Biasanya faktor keuntungan merupakan hal yang mendorong terjadinya
perilaku tidak etis dalam berbisnis. Dapat kita lihat contohnya pada
kasus di atas dimana kedua perusahaan provider saling bersaing untuk
menguasai dan memonopoli pasar. Perilaku tidak etis dalam kegiatan
bisnis sering juga terjadi karena peluang-peluang yang diberikan oleh
peraturan perundang-undangan yang kemudian disahkan dan disalah gunakan
dalam penerapannya dan kemudian dipakai sebagai dasar untuk melakukan
perbuatan-perbuatan yang melanggar etika bisnis. Beberapa peraturan
perundang-undangan yang menghimpun pengaturan dan peraturan tentang
dunia iklan di Indonesia yang bersifat mengikat antara lain adalah
peraturan yang diatur oleh Undang-Undang, antara lain, UU No. 40 tahun 1999 tentang Pers, UU No. 24 tahun 1997 tentang Penyiaran, UU No. 7 tahun 1996, PP No. 69 tahun 1999.
Hal
yang aneh dalam kasus ini mengapa satu orang muncul dalam dua
penampilan iklan yang merupakan satu produk sejenis yang saling
bersaing, dalam waktu yang hampir bersamaan. Ada sebagian yang bilang,
apa yang dilakukan oleh Sule tidak etis dalam dunia periklanan. Mereka
menyoroti peran Sule yang dengan cepat berpindah kepada pelaku iklan
lain yang merupakan kompetitornya. Bila kita kaitkan dengan teori
hak yang sangat dekat dengan politik demokrasi, oleh sebab itu setiap
manusia tidak boleh dikorbankan demi tujuan lain selain hak asasinya dan
hak seseorang melakukan kewajibannya. Sejauh
yang diketahui, pada prinsipnya, sebuah tayangan iklan di televisi
(khususnya) harus patuh pada aturan-aturan perundang-undangan yang
bersifat mengikat serta taat dan tunduk pada tata krama iklan yang
sifatnya memang tidak mengikat. Siaran iklan
adalah siaran informasi yang bersifat komersial dan layanan masyarakat
tentang tersedianya jasa, barang, dan gagasan yang dapat dimanfaatkan
oleh khalayak dengan atau tanpa imbalan kepada lembaga penyiaran yang
bersangkutan. Siaran iklan niaga dilarang yang melanggar (Pasal 46 ayat (3) UU Penyiaran), yaitu :
- promosi yang dihubungkan dengan ajaran suatu agama, ideologi, pribadi dan/atau kelompok, yang menyinggung perasaan dan/atau merendahkan martabat agama lain, ideologi lain, pribadi lain, atau kelompok lain
- promosi minuman keras atau sejenisnya dan bahan atau zat adiktif;
- promosi rokok yang memperagakan wujud rokok;
- hal-hal yang bertentangan dengan kesusilaan masyarakat dan nilai-nilai agama; dan/atau
- eksploitasi anak di bawah umur 18 (delapan belas) tahun.
Selain
taat dan patuh pada aturan perundang-undangan di atas, pelaku iklan
juga diminta menghormati tata krama yang diatur dalam Etika Pariwara
Indonesia (EPI). Didalam EPI juga diberikan beberapa prinsip tentang
keterlibatan anak-anak di bawah umur, apalagi Balita. Berikut adalah
prinsip-prinsipnya, yaitu :
· Anak-anak
tidak boleh digunakan untuk mengiklankan produk yang tidak layak
dikonsumsi oleh anak-anak, tanpa didampingi orang dewasa.
· Iklan
tidak boleh memperlihatkan anak-anak dalam adegan-adegan yang
berbahaya, menyesatkan atau tidak pantas dilakukan oleh anak-anak.

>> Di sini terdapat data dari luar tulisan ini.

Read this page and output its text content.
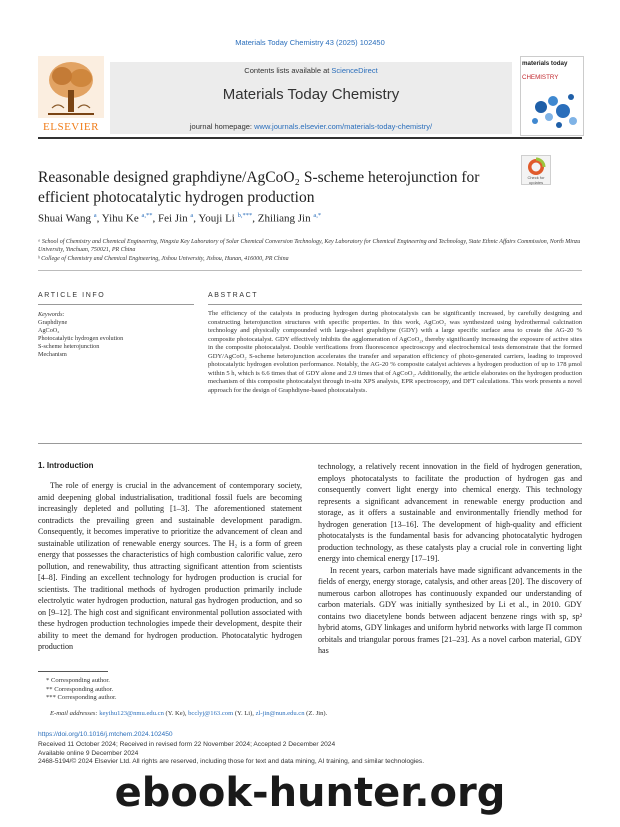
Materials Today Chemistry 43 (2025) 102450
Contents lists available at ScienceDirect
Materials Today Chemistry
journal homepage: www.journals.elsevier.com/materials-today-chemistry/
ELSEVIER
materials today
CHEMISTRY
Check for updates
Reasonable designed graphdiyne/AgCoO₂ S-scheme heterojunction for efficient photocatalytic hydrogen production
Shuai Wang $^a$, Yihu Ke $^{a,**}$, Fei Jin $^a$, Youji Li $^{b,***}$, Zhiliang Jin $^{a,*}$
ᵃ School of Chemistry and Chemical Engineering, Ningxia Key Laboratory of Solar Chemical Conversion Technology, Key Laboratory for Chemical Engineering and Technology, State Ethnic Affairs Commission, North Minzu University, Yinchuan, 750021, PR China
ᵇ College of Chemistry and Chemical Engineering, Jishou University, Jishou, Hunan, 416000, PR China
ARTICLE INFO	ABSTRACT
Keywords:
Graphdiyne
AgCoO₂
Photocatalytic hydrogen evolution
S-scheme heterojunction
Mechanism
The efficiency of the catalysts in producing hydrogen during photocatalysis can be significantly increased, by carefully designing and constructing heterojunction structures with specific properties. In this work, AgCoO₂ was synthesized using hydrothermal calcination technology and physically compounded with large-sheet graphdiyne (GDY) with a large specific surface area to create the AG-20 % composite photocatalyst. GDY effectively inhibits the agglomeration of AgCoO₂, thereby significantly increasing the exposure of active sites in the composite photocatalyst. Double verifications from fluorescence spectroscopy and electrochemical tests demonstrate that the formed GDY/AgCoO₂ S-scheme heterojunction accelerates the transfer and separation efficiency of photo-generated carriers, leading to improved photocatalytic hydrogen evolution performance. Notably, the AG-20 % composite catalyst achieves a hydrogen production of up to 178 μmol within 5 h, which is 6.6 times that of GDY alone and 2.9 times that of AgCoO₂. Additionally, the article elaborates on the hydrogen production mechanism of this composite photocatalyst through in-situ XPS analysis, EPR spectroscopy, and DFT calculations. This work presents a novel approach for the design of Graphdiyne-based photocatalysts.
1. Introduction

The role of energy is crucial in the advancement of contemporary society, amid deepening global industrialisation, traditional fossil fuels are becoming increasingly depleted and polluting [1–3]. The aforementioned statement contradicts the prevailing green and sustainable development paradigm. Consequently, it becomes imperative to prioritize the advancement of clean and sustainable utilization of renewable energy sources. The H₂ is a form of green energy that possesses the characteristics of high combustion calorific value, zero pollution, and renewability, thus attracting significant attention from scientists [4–8]. Finding an excellent technology for hydrogen production is crucial for scientists. The traditional methods of hydrogen production primarily include electrolytic water hydrogen production, natural gas hydrogen production, and so on [9–12]. The high cost and significant environmental pollution associated with these hydrogen production technologies impede their development, despite their ability to meet the demand for hydrogen production. Photocatalytic hydrogen production

technology, a relatively recent innovation in the field of hydrogen generation, employs photocatalysts to facilitate the production of hydrogen gas and consequently convert light energy into chemical energy. This technology represents a significant advancement in renewable energy production and storage, as it offers a sustainable and environmentally friendly method for hydrogen generation [13–16]. The development of high-quality and efficient photocatalysts is the fundamental basis for advancing photocatalytic hydrogen production technology, as these catalysts play a crucial role in converting light energy into chemical energy [17–19].

In recent years, carbon materials have made significant advancements in the fields of energy, energy storage, catalysis, and other areas [20]. The discovery of numerous carbon allotropes has continuously expanded our understanding of carbon materials. GDY was initially synthesized by Li et al., in 2010. GDY contains two diacetylene bonds between adjacent benzene rings with sp, sp² hybrid atoms, GDY linkages and uniform hybrid networks with large Π common orbitals and triangular porous frames [21–23]. As a novel carbon material, GDY has

* Corresponding author.
** Corresponding author.
*** Corresponding author.
E-mail addresses: keyihu123@nmu.edu.cn (Y. Ke), bcclyj@163.com (Y. Li), zl-jin@nun.edu.cn (Z. Jin).
https://doi.org/10.1016/j.mtchem.2024.102450
Received 11 October 2024; Received in revised form 22 November 2024; Accepted 2 December 2024
Available online 9 December 2024
2468-5194/© 2024 Elsevier Ltd. All rights are reserved, including those for text and data mining, AI training, and similar technologies.
ebook-hunter.org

· Iklan tidak boleh menampilkan anak-anak sebagai penganjur bagi penggunaan suatu produk yang bukan untuk anak-anak.
· Iklan
tidak boleh menampilkan adegan yang mengeksploitasi daya rengek
anak-anak dengan maksud memaksa para orang tua untuk mengabulkan
permintaan anak-anak mereka akan produk terkait.
2. Kesimpulan
Dalam
kasus ini, persoalan bukan pada bintang iklan (Sule) yang menjadi
pemeran utama pada iklan kartu AS dan kartu XL yang saling menyindir
satu sama lain, karena hak seseorang untuk melakukan kewajibannya dan
manusia tidak boleh dikorbankan demi tujuan lain selain hak asasinya.
Dimana yang dimaksud adalah Sule yang mempunyai haknya sebagai manusia.

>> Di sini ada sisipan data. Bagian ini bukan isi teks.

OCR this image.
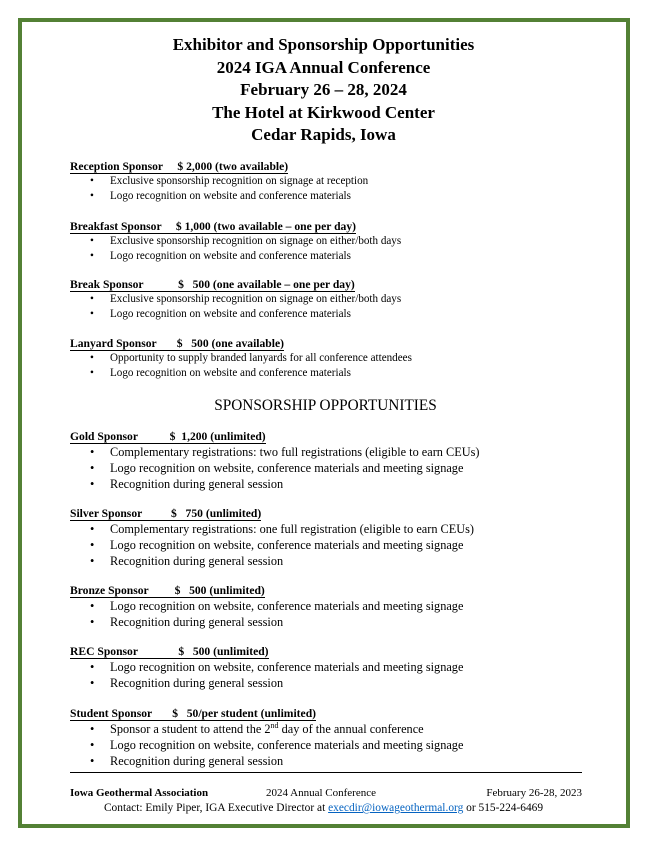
Exhibitor and Sponsorship Opportunities
2024 IGA Annual Conference
February 26 – 28, 2024
The Hotel at Kirkwood Center
Cedar Rapids, Iowa
Reception Sponsor $ 2,000 (two available)
• Exclusive sponsorship recognition on signage at reception
• Logo recognition on website and conference materials
Breakfast Sponsor $ 1,000 (two available – one per day)
• Exclusive sponsorship recognition on signage on either/both days
• Logo recognition on website and conference materials
Break Sponsor	$   500 (one available – one per day)
• Exclusive sponsorship recognition on signage on either/both days
• Logo recognition on website and conference materials
Lanyard Sponsor $   500 (one available)
• Opportunity to supply branded lanyards for all conference attendees
• Logo recognition on website and conference materials
SPONSORSHIP OPPORTUNITIES
Gold Sponsor	$  1,200 (unlimited)
• Complementary registrations: two full registrations (eligible to earn CEUs)
• Logo recognition on website, conference materials and meeting signage
• Recognition during general session
Silver Sponsor $   750 (unlimited)
• Complementary registrations: one full registration (eligible to earn CEUs)
• Logo recognition on website, conference materials and meeting signage
• Recognition during general session
Bronze Sponsor $   500 (unlimited)
• Logo recognition on website, conference materials and meeting signage
• Recognition during general session
REC Sponsor	$   500 (unlimited)
• Logo recognition on website, conference materials and meeting signage
• Recognition during general session
Student Sponsor $   50/per student (unlimited)
• Sponsor a student to attend the 2nd day of the annual conference
• Logo recognition on website, conference materials and meeting signage
• Recognition during general session
Iowa Geothermal Association	2024 Annual Conference	February 26-28, 2023
Contact: Emily Piper, IGA Executive Director at execdir@iowageothermal.org or 515-224-6469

Sejauh yang diketahui Sule tidak melakukan pelanggaran kode etika pariwara Indonesia (EPI).
Dalam
etika pariwara Indonesia juga diberikan tentang keterlibatan anak-anak
dibawah umur, tetapi kedua provider ini tetap menggunakan anak-anak
sebagai bintang iklan, bukan hanya itu tetapi iklan yang ditampilkan
juga tidak boleh mengajarkan anak-anak tentang hal-hal yang menyesatkan
dan tidak pantas dilakukan anak-anak, seperti yang dilakukan provider XL
dan AS yang mengajarkan bintang iklannya untuk merendahkan pesaing
dalam bisnisnya. Hal yang dilakukan kedua kompetitor ini tentu telah
melanggar prinsip-prinsip EPI dan harusnya telah disadari oleh kedua
kompetitor ini, dan harus segera menghentikan persaingan tidak sehat
ini.
Kedua
kompetitor provider ini melanggar prinsip-prinsip dan aturan-aturan
kode etik dan moral untuk mencapai tujuannya untuk mendapatkan
keuntungan lebih dan menguasai pasaran dimasyarakat yang diberi
kebebasan luas untuk melakukan kegiatan dan mengembangkan diri dalam
pembangunan ekonomi serta telah diberi kesempatan pada usaha-usaha
tertentu untuk melakukan penguasaan pangsa pasar secara tidak wajar.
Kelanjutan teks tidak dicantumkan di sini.